Askerliğimi 4 yıl önce yaptım. Acemi eğitimimi Tokat`ta, usta askerliğimi de Kıbrıs Güzelyurt`ta yaptım.

Askerliği sevmezdim o nedenle bir tane bile askerlik fotoğrafı getirmedim geriye. Zaten askere de patates yüzünden gittim. Askerlik muayenesinde tabip subay bir rahatsızlığım var mı diye sordu. Ben de düztaban olduğumu söyledim. Şöyle bir yüzüme baktı, düz zeminde çıplak ayakla yürüttü ve ayağımı muayene etti. Tam askerliğe elverişsiz (çürük) yazacak, yanındaki bir başka tabip subaya benim durumumu sordu. Aldığım cevap gurur kırıcı ve oldukça gülünçtü: “Askerde patates soyacak adama da ihtiyaç var.” Hiç sevmediğim patates başıma bir çorap örmüştü. Birkaç tane olay anlatacağım:

1- Ben karargah bölüğü askeriydim ve bölük komutanımızın adı A.’ydı, biz ona Azrail Apo derdik. Çünkü bölüğündeki askerlerin yarıdan fazlası iyi bir dayak yemiştir. Acemi eğitimini bitirmiş askerler öncelikle bizim bölükte kalırlardı. Tabur komutanımız, yeni gelen tüm askerlerle bölük komutanlarının önünde görüşür; alınan eğitime, sivil yaşamında yaptığı işe ve bölüklerin ihtiyacına göre askerlerin dağıtımını kendi yapardı.

Bu işlem 2-3 gün sürdüğü için yeni gelen askerlerin tüm eşyaları bizim koğuşlarda dururdu. Bölük komutanı nedense bu eşyaların koğuşlarda kalmasını sorun etti ve koğuş sorumlusu arkadaşa eşyaların başka yerlere konmasını emretti. Fakat bizim bölüğün bu eşyalar için fazladan yeri yoktu. Arkadaşımız emri yerine getirmek için eşyaları bizim yedek silahların bulunduğu 4-5 metrelik yere yığdı. Ertesi günün sabahında bölük komutanı Azrail Apo arkadaşa eşyaları ne yaptığını sordu. Verilen cevap karşısında çılgına döndü. Koğuşçuyu eşyaların konduğu o odada en az 10 dakika dövdü.

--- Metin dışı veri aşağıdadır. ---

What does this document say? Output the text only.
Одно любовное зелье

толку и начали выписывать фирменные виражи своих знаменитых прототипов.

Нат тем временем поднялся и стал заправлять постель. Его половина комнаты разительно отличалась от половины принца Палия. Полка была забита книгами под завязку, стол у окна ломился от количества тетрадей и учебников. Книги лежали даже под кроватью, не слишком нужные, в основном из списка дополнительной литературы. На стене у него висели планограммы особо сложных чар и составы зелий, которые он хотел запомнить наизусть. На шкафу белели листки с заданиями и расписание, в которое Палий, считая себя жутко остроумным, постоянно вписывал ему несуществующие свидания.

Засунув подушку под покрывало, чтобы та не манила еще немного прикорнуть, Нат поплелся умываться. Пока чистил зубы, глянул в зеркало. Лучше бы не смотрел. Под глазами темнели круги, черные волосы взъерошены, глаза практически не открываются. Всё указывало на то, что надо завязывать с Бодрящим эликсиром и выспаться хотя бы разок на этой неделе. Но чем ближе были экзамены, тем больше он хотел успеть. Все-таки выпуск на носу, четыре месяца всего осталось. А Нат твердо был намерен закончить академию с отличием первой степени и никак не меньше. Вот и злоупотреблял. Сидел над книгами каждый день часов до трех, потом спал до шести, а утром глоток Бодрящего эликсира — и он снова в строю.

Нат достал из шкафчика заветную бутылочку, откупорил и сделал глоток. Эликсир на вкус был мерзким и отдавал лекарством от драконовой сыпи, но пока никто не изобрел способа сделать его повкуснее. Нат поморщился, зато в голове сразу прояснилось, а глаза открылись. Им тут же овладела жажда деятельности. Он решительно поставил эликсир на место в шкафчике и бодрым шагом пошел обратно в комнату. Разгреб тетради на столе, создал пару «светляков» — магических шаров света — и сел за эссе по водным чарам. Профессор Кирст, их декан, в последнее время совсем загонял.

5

Dışarı çıktığında gördüğümüz, şamardan kıpkırmızı bir yüz; ovunan eller, kollar ve bacaklar; ve beni en çok yaralayanı, gözyaşlarını tutmaya çalışan ama bunu beceremeyen gururu yerle bir olmuş çaresiz bir askerdi.

Belki “sen dayak yedin mi?” diye soruyorsunuzdur. Hayır, yakamdan tutulup 1-2 dakika sağa sola sallandığım, “aha şimdi dayağı yedim” dediğim an var ama o dayaktan yemedim. Ancak başka komutandan bir yumruk yedim. Başka bölüğün yangın malzemelerinden birini yürütemediğim için.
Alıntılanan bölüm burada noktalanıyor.